La montée vers le supplice
La tradition avait fixé le début de la Via Dolorosa – parcours qu’allait parcourir Jésus jusqu’à son supplice au Golgotha – à partir de la citadelle l’Antonia qui surplombait l’esplanade du Temple au nord-ouest, où était établi le prétoire de Pilate. Cette place forte fut détruite en 70 par les armées de Titus et rien n’en a subsisté, en-dehors d’un éperon rocheux. Mais les recherches historiques et archéologiques les plus récentes tendent à invalider cette hypothèse pour retenir plutôt l’ancien palais d’Hérode, situé à l’opposé à l’ouest de la vieille ville.
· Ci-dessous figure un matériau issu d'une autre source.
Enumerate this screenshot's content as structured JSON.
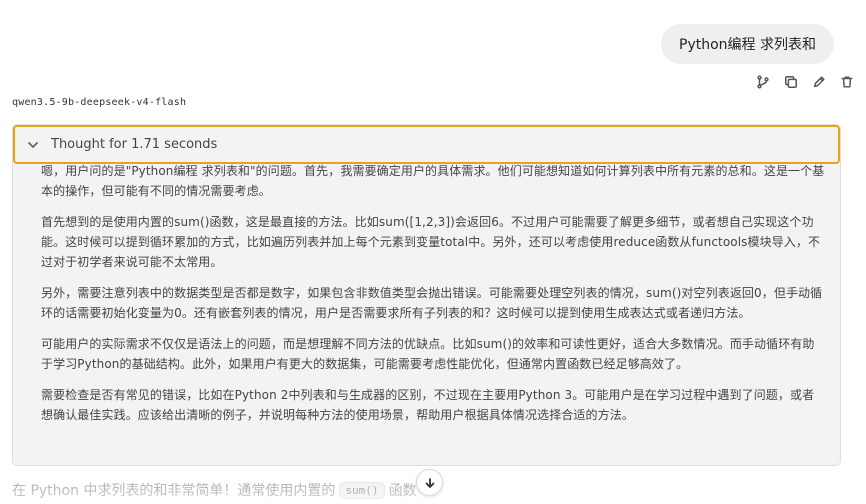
{
  "user_message": {
    "text": "Python编程 求列表和"
  },
  "message_actions": [
    {
      "icon": "branch-icon"
    },
    {
      "icon": "copy-icon"
    },
    {
      "icon": "edit-icon"
    },
    {
      "icon": "trash-icon"
    }
  ],
  "model": {
    "name": "qwen3.5-9b-deepseek-v4-flash"
  },
  "thought": {
    "title": "Thought for 1.71 seconds",
    "paragraphs": [
      "嗯，用户问的是\"Python编程 求列表和\"的问题。首先，我需要确定用户的具体需求。他们可能想知道如何计算列表中所有元素的总和。这是一个基本的操作，但可能有不同的情况需要考虑。",
      "首先想到的是使用内置的sum()函数，这是最直接的方法。比如sum([1,2,3])会返回6。不过用户可能需要了解更多细节，或者想自己实现这个功能。这时候可以提到循环累加的方式，比如遍历列表并加上每个元素到变量total中。另外，还可以考虑使用reduce函数从functools模块导入，不过对于初学者来说可能不太常用。",
      "另外，需要注意列表中的数据类型是否都是数字，如果包含非数值类型会抛出错误。可能需要处理空列表的情况，sum()对空列表返回0，但手动循环的话需要初始化变量为0。还有嵌套列表的情况，用户是否需要求所有子列表的和？这时候可以提到使用生成表达式或者递归方法。",
      "可能用户的实际需求不仅仅是语法上的问题，而是想理解不同方法的优缺点。比如sum()的效率和可读性更好，适合大多数情况。而手动循环有助于学习Python的基础结构。此外，如果用户有更大的数据集，可能需要考虑性能优化，但通常内置函数已经足够高效了。",
      "需要检查是否有常见的错误，比如在Python 2中列表和与生成器的区别，不过现在主要用Python 3。可能用户是在学习过程中遇到了问题，或者想确认最佳实践。应该给出清晰的例子，并说明每种方法的使用场景，帮助用户根据具体情况选择合适的方法。"
    ]
  },
  "answer": {
    "prefix": "在 Python 中求列表的和非常简单！通常使用内置的",
    "code": "sum()",
    "suffix": "函数"
  },
  "colors": {
    "focus_border": "#e8a317",
    "panel_bg": "#f3f3f3",
    "bubble_bg": "#efefef"
  }
}
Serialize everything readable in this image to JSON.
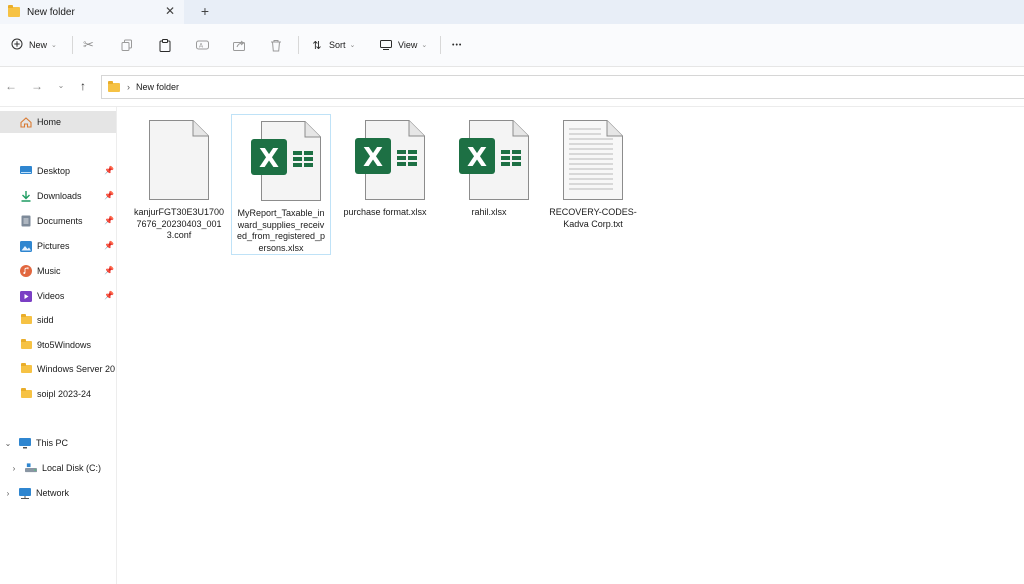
{
  "window": {
    "tab_title": "New folder",
    "close_glyph": "✕",
    "new_tab_glyph": "+"
  },
  "toolbar": {
    "new_label": "New",
    "sort_label": "Sort",
    "view_label": "View",
    "more_glyph": "•••"
  },
  "address": {
    "breadcrumb": "New folder"
  },
  "sidebar": {
    "home": "Home",
    "quick_access": [
      {
        "label": "Desktop",
        "icon": "desktop-icon",
        "pinned": true
      },
      {
        "label": "Downloads",
        "icon": "downloads-icon",
        "pinned": true
      },
      {
        "label": "Documents",
        "icon": "documents-icon",
        "pinned": true
      },
      {
        "label": "Pictures",
        "icon": "pictures-icon",
        "pinned": true
      },
      {
        "label": "Music",
        "icon": "music-icon",
        "pinned": true
      },
      {
        "label": "Videos",
        "icon": "videos-icon",
        "pinned": true
      },
      {
        "label": "sidd",
        "icon": "folder-icon"
      },
      {
        "label": "9to5Windows",
        "icon": "folder-icon"
      },
      {
        "label": "Windows Server 20",
        "icon": "folder-icon"
      },
      {
        "label": "soipl 2023-24",
        "icon": "folder-icon"
      }
    ],
    "this_pc": "This PC",
    "local_disk": "Local Disk (C:)",
    "network": "Network"
  },
  "files": [
    {
      "name": "kanjurFGT30E3U17007676_20230403_0013.conf",
      "type": "conf",
      "selected": false
    },
    {
      "name": "MyReport_Taxable_inward_supplies_received_from_registered_persons.xlsx",
      "type": "xlsx",
      "selected": true
    },
    {
      "name": "purchase format.xlsx",
      "type": "xlsx",
      "selected": false
    },
    {
      "name": "rahil.xlsx",
      "type": "xlsx",
      "selected": false
    },
    {
      "name": "RECOVERY-CODES-Kadva Corp.txt",
      "type": "txt",
      "selected": false
    }
  ],
  "colors": {
    "excel_green": "#1d7044",
    "folder_yellow": "#f6c244",
    "selection_border": "#bfe2f7",
    "home_bg": "#e5e5e5"
  }
}
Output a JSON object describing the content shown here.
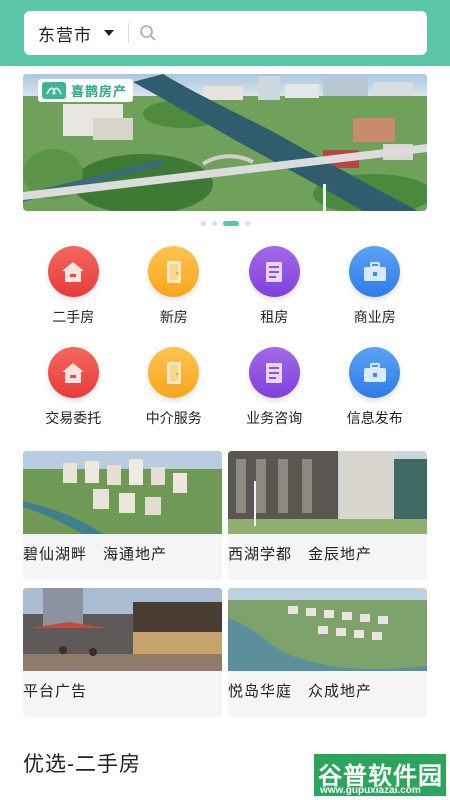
{
  "header": {
    "city": "东营市",
    "search_placeholder": ""
  },
  "banner": {
    "logo_text": "喜鹊房产",
    "slide_count": 4,
    "active_slide": 3
  },
  "categories": [
    {
      "label": "二手房",
      "icon": "house-icon",
      "color": "#ef4b45"
    },
    {
      "label": "新房",
      "icon": "door-icon",
      "color": "#fbb232"
    },
    {
      "label": "租房",
      "icon": "document-icon",
      "color": "#8d52e0"
    },
    {
      "label": "商业房",
      "icon": "briefcase-icon",
      "color": "#3c8cf0"
    },
    {
      "label": "交易委托",
      "icon": "house-icon",
      "color": "#ef4b45"
    },
    {
      "label": "中介服务",
      "icon": "door-icon",
      "color": "#fbb232"
    },
    {
      "label": "业务咨询",
      "icon": "document-icon",
      "color": "#8d52e0"
    },
    {
      "label": "信息发布",
      "icon": "briefcase-icon",
      "color": "#3c8cf0"
    }
  ],
  "cards": [
    {
      "title": "碧仙湖畔　海通地产"
    },
    {
      "title": "西湖学都　金辰地产"
    },
    {
      "title": "平台广告"
    },
    {
      "title": "悦岛华庭　众成地产"
    }
  ],
  "section": {
    "title": "优选-二手房"
  },
  "watermark": {
    "main": "谷普软件园",
    "sub": "www.gupuxiazai.com"
  },
  "colors": {
    "accent": "#5cc6a8"
  }
}
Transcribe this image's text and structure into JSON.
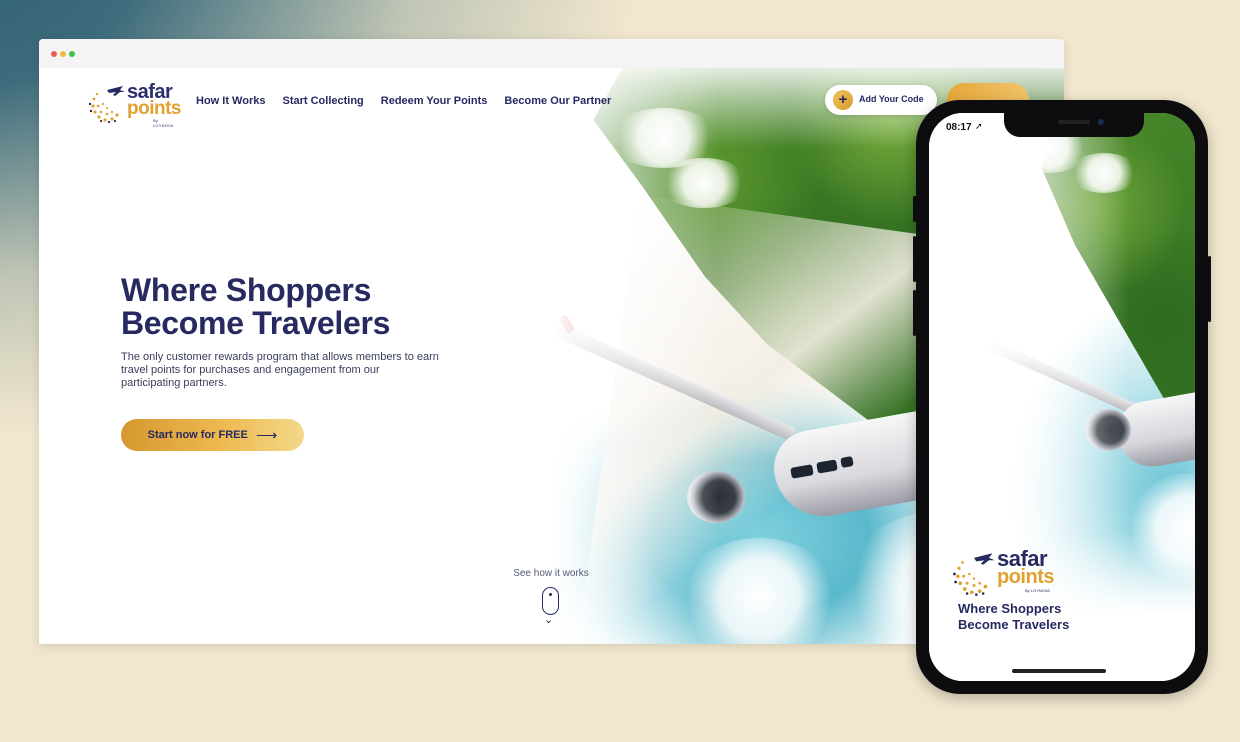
{
  "brand": {
    "word1": "safar",
    "word2": "points",
    "sub": "By LOYNOVA",
    "navy": "#262a60",
    "gold": "#e0a131"
  },
  "nav": {
    "links": [
      "How It Works",
      "Start Collecting",
      "Redeem Your Points",
      "Become Our Partner"
    ],
    "add_code_label": "Add Your Code",
    "add_code_icon": "plus-icon"
  },
  "hero": {
    "title_line1": "Where Shoppers",
    "title_line2": "Become Travelers",
    "description": "The only customer rewards program that allows members to earn travel points for purchases and engagement from our participating partners.",
    "cta_label": "Start now for FREE",
    "cta_icon": "arrow-right-icon"
  },
  "scroll_hint": {
    "label": "See how it works",
    "icon": "mouse-scroll-icon"
  },
  "phone": {
    "time": "08:17",
    "title_line1": "Where Shoppers",
    "title_line2": "Become Travelers"
  }
}
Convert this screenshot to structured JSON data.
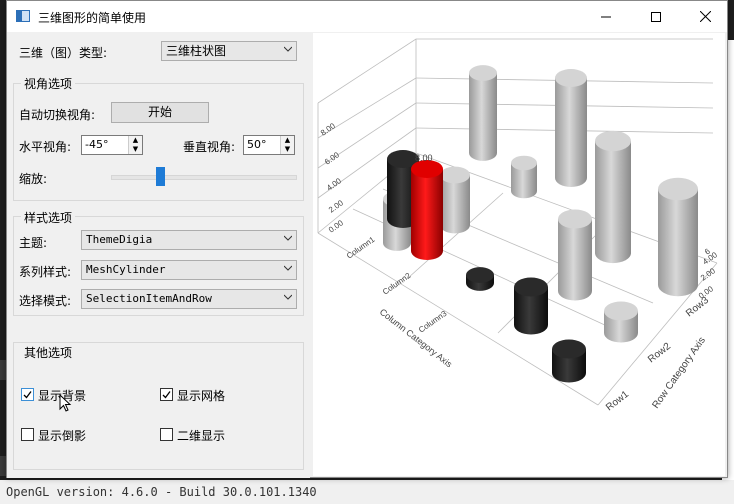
{
  "window": {
    "title": "三维图形的简单使用"
  },
  "background": {
    "status_text": "OpenGL version: 4.6.0 - Build 30.0.101.1340"
  },
  "graph_type": {
    "label": "三维（图）类型:",
    "value": "三维柱状图"
  },
  "view_options": {
    "title": "视角选项",
    "auto_rotate_label": "自动切换视角:",
    "start_button": "开始",
    "horizontal_label": "水平视角:",
    "horizontal_value": "-45°",
    "vertical_label": "垂直视角:",
    "vertical_value": "50°",
    "zoom_label": "缩放:",
    "zoom_level": 0.5
  },
  "style_options": {
    "title": "样式选项",
    "theme_label": "主题:",
    "theme_value": "ThemeDigia",
    "series_label": "系列样式:",
    "series_value": "MeshCylinder",
    "selection_label": "选择模式:",
    "selection_value": "SelectionItemAndRow"
  },
  "other_options": {
    "title": "其他选项",
    "show_background": {
      "label": "显示背景",
      "checked": true
    },
    "show_grid": {
      "label": "显示网格",
      "checked": true
    },
    "show_reflection": {
      "label": "显示倒影",
      "checked": false
    },
    "show_2d": {
      "label": "二维显示",
      "checked": false
    }
  },
  "chart": {
    "selected_value_label": "8.00",
    "y_ticks": [
      "0.00",
      "2.00",
      "4.00",
      "6.00",
      "8.00"
    ],
    "right_ticks": [
      "0.00",
      "2.00",
      "4.00",
      "6"
    ],
    "columns": [
      "Column1",
      "Column2",
      "Column3"
    ],
    "rows": [
      "Row1",
      "Row2",
      "Row3"
    ],
    "column_axis_title": "Column Category Axis",
    "row_axis_title": "Row Category Axis"
  },
  "colors": {
    "accent": "#1e7bd6",
    "selected_bar": "#d40000",
    "dark_bar": "#1e1e1e",
    "light_bar": "#c8c8c8"
  }
}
Si de nos jours la Via Dolorosa commémore cette lente procession vers le lieu du supplice, le pèlerin ne doit pas oublier que les rues de Jérusalem ne sont plus exactement celles que connut Jésus, la ville ayant été à de nombreuses reprises détruite, ravagée et le niveau archéologique de cette époque enfoui dans le sol à plusieurs mètres de profondeur. Il demeure, cependant, que ces vieilles ruelles aujourd’hui encore arpentées par les pèlerins reproduisent un cadre proche de celui que connut le Christ avec leurs façades anciennes datant essentiellement du XVIIe siècle. Eusèbe, évêque de Césarée et premier historien de l’Église au IVe siècle, chercha à établir avec l’Onomasticon l’archéologie des lieux saints à partir de la Bible.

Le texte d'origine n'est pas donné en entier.